Легкою бабочкою вылетела душа княгини Натальи из разбитого тела. И раскрытые ее глаза, еще подернутые мукой, озираясь, видели голубой свет, переливающийся, живой и животворящий. Радостней, радостней, выше становилось душе. Чаще, зорче глядели глаза. И вот слышимы стали звуки, звоны, шумы, звенения, глухие раскаты, грохоты. Трепетал весь свет в бездне бездн. Роились в нем водянистые пузыри, отсвечивали радужно и, звуча и звеня, сливались в вихри, бродили столпами.

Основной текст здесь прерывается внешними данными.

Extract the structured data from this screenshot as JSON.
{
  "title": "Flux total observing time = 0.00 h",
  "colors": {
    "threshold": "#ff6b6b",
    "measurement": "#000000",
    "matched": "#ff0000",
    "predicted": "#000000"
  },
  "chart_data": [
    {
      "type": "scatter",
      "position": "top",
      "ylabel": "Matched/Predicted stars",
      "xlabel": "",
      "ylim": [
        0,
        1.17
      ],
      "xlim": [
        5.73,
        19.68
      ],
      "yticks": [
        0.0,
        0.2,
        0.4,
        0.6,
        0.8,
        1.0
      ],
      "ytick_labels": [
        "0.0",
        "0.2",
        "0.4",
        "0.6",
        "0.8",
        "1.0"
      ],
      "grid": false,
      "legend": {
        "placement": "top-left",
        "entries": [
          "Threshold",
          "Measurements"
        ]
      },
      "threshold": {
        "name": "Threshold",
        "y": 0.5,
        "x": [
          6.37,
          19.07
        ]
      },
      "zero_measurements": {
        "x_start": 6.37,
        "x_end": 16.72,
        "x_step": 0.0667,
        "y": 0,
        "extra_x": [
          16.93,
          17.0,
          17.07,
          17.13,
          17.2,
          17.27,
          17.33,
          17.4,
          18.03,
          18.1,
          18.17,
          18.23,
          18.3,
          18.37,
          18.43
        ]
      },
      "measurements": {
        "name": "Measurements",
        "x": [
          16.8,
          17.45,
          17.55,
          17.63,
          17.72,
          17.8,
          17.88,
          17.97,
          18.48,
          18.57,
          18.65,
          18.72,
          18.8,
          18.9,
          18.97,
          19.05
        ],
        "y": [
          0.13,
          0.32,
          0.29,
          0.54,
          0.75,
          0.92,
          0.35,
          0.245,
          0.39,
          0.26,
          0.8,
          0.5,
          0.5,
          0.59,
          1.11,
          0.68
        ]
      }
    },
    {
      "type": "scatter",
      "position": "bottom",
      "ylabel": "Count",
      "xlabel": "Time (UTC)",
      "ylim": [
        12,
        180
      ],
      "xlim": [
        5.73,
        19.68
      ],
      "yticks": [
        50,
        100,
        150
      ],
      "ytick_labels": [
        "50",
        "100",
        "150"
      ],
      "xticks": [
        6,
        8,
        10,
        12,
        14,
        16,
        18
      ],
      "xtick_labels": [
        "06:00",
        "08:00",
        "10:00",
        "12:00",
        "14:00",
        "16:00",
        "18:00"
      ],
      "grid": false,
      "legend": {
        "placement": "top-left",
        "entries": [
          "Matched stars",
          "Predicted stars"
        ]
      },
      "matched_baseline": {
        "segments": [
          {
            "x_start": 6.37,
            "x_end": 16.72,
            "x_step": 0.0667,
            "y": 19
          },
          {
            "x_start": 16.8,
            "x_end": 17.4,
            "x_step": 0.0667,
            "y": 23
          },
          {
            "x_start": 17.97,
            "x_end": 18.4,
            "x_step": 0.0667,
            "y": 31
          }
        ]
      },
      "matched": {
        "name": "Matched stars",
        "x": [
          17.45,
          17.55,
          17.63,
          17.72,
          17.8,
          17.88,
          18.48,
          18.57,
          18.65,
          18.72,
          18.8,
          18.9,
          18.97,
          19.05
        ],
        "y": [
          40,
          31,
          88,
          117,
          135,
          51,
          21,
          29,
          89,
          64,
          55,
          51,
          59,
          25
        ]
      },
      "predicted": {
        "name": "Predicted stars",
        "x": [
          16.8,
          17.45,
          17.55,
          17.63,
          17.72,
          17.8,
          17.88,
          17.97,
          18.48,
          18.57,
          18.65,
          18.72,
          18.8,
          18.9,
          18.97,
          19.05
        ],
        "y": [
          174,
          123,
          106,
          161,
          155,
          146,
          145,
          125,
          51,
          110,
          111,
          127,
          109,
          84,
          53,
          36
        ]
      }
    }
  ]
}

И вот уже трепещет душа. Нестерпимо глазам от сияния, от радостного ужаса: покрывая все звуки, весь свет, по всей широте шумит весенним громом голос: «Да будет жизнь во имя мое».

Так мчится к господу светлая душа княгини Натальи. Но чем ближе ей, слаще, радостней – тем пронзительней боль, как жало невынутое. Зачем боль? О чем память? И глубже входит жало, и тяжелеет душа, глохнет, слепнет, и глаза снова подергиваются смертной любовной пеленой. На землю опускается душа княгини, на пепелище. Как жернов – любовь. Где Заряслав? Где сын милый?

Белоглазая Чудь возвращалась на свое озеро без троп и следов, – скорее бы только ноги унести. Волокли добычу. Гнали полонянок с детьми. Княжича тащили в плетеном пещуре.[79] Шли день, и ночь, и еще день, и настала вторая ночь – темная. Погони теперь не страшно, и Чудь полегла во мху, запалила костры от диких собак, что, учуяв поживу, подвывали по зарослям.